I used Scala at the top level as it has superior functional manipulation of data structures. I used JVM based tools instead of R or Python because in previous experience it seems more scalable and can be easily turned into a map-reduce implementation.

I finished 5th/118 in the milestone and 8th in the verification set. Therefore, I think my approach seems to have generalized well. Overall, I think the competition had some issues and possibly any of the top 10 players could've won it with different parameters.

The evolution of my approach was as follows: I assumed most of the text was English so I used the Lucene Snowball English parser which parses and does some stemming. Initially, I tried Naive Bayes and an L2 Maximum entropy and started by submitting the hard predictions 0,1. The Naive Bayes classifier came close to the similar benchmark figure of about 0.8. I then tried submitting the predicted probabilities of being in the insult class. This improved the AUC score to 0.87. I then considered an ensemble approach of other models. The first one I chose was a simple character 3-gram approach from the assumption that there were weird character sequences in this data such as smilies etc. which would be stripped out by the word parser. This improved things to 0.89. I then used InfoGain to select the most significant 3-grams which improved things 0.90. I then added in all n-grams up 6. This also improved things, so I continued this approach and then added another model of word n-grams to capture frequent pattern such as 'you are a' and again the score improved the final model consisted of 4 classifiers and had a final score of 0.91423 which was 0.00468 behind the leader. Moreover, I could increase this to 0.9199 by tuning parameters after deadline passed.

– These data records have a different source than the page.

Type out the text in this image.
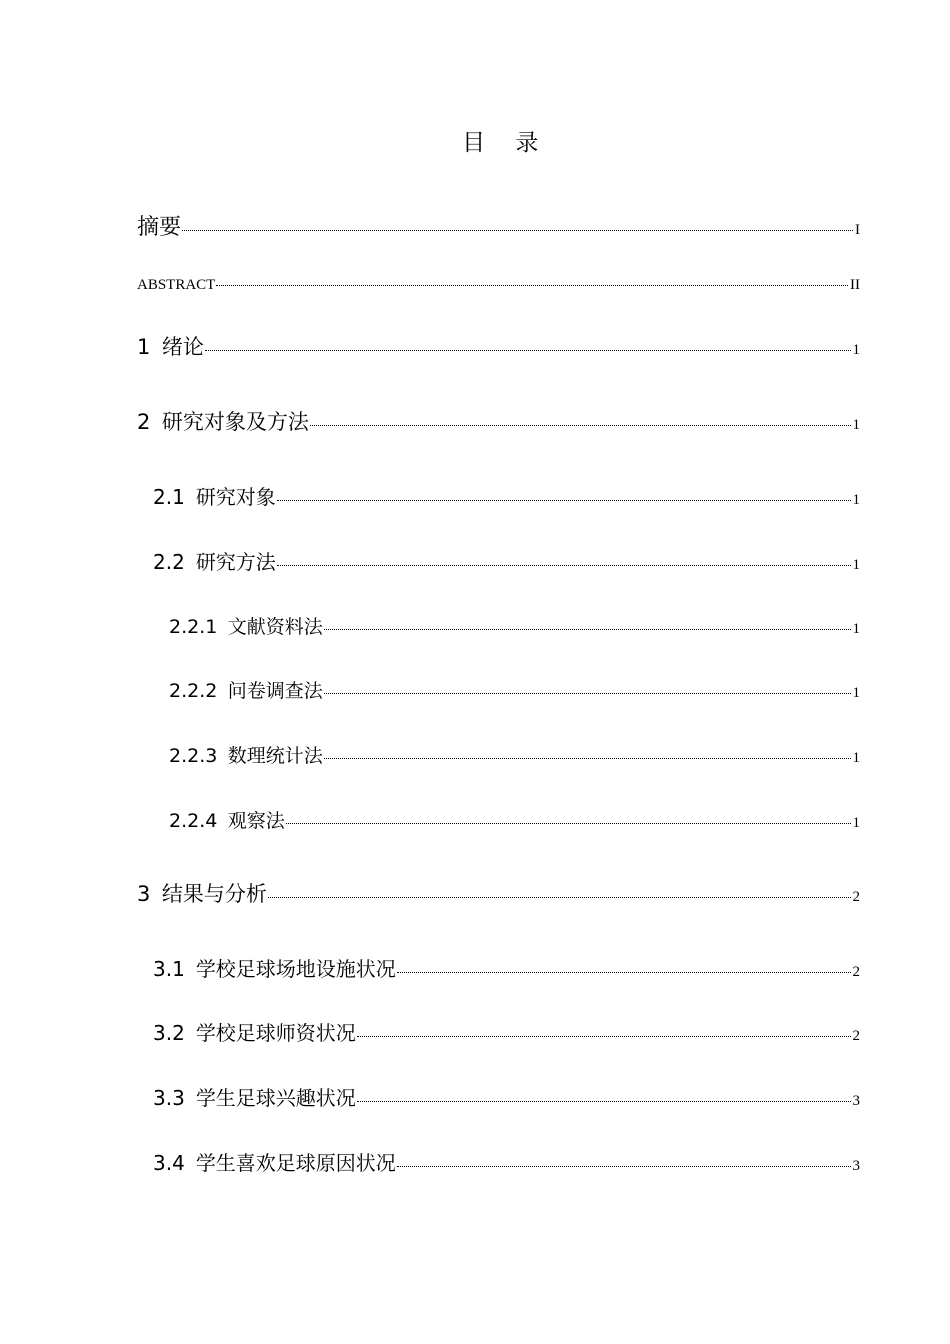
目 录
摘要	I
ABSTRACT	II
1 绪论	1
2 研究对象及方法	1
2.1 研究对象	1
2.2 研究方法	1
2.2.1 文献资料法	1
2.2.2 问卷调查法	1
2.2.3 数理统计法	1
2.2.4 观察法	1
3 结果与分析	2
3.1 学校足球场地设施状况	2
3.2 学校足球师资状况	2
3.3 学生足球兴趣状况	3
3.4 学生喜欢足球原因状况	3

The final mixing is as follows:

{0.33*Words, 0.17*4..6chargrams,0.17*1..3chargrams,0.17*2-wordgrams,0.17*3-wordgrams}

It's interesing to compare this with a similar result given here: Andreas' blog

Things that did work:

Weighted sum of different models.
* MaxEnt approaches
* L1 regularization with character n-grams
* Using Info Gain to reduce features improves performance.

Things that didn't work:

* Removing the extended characters - the score dropped.
* Naive Bayes - not good for predicting probabilities in unbalanced set.
* Transductive learning adding in the unlabelled points.

Things didn't try:

* Bad word lists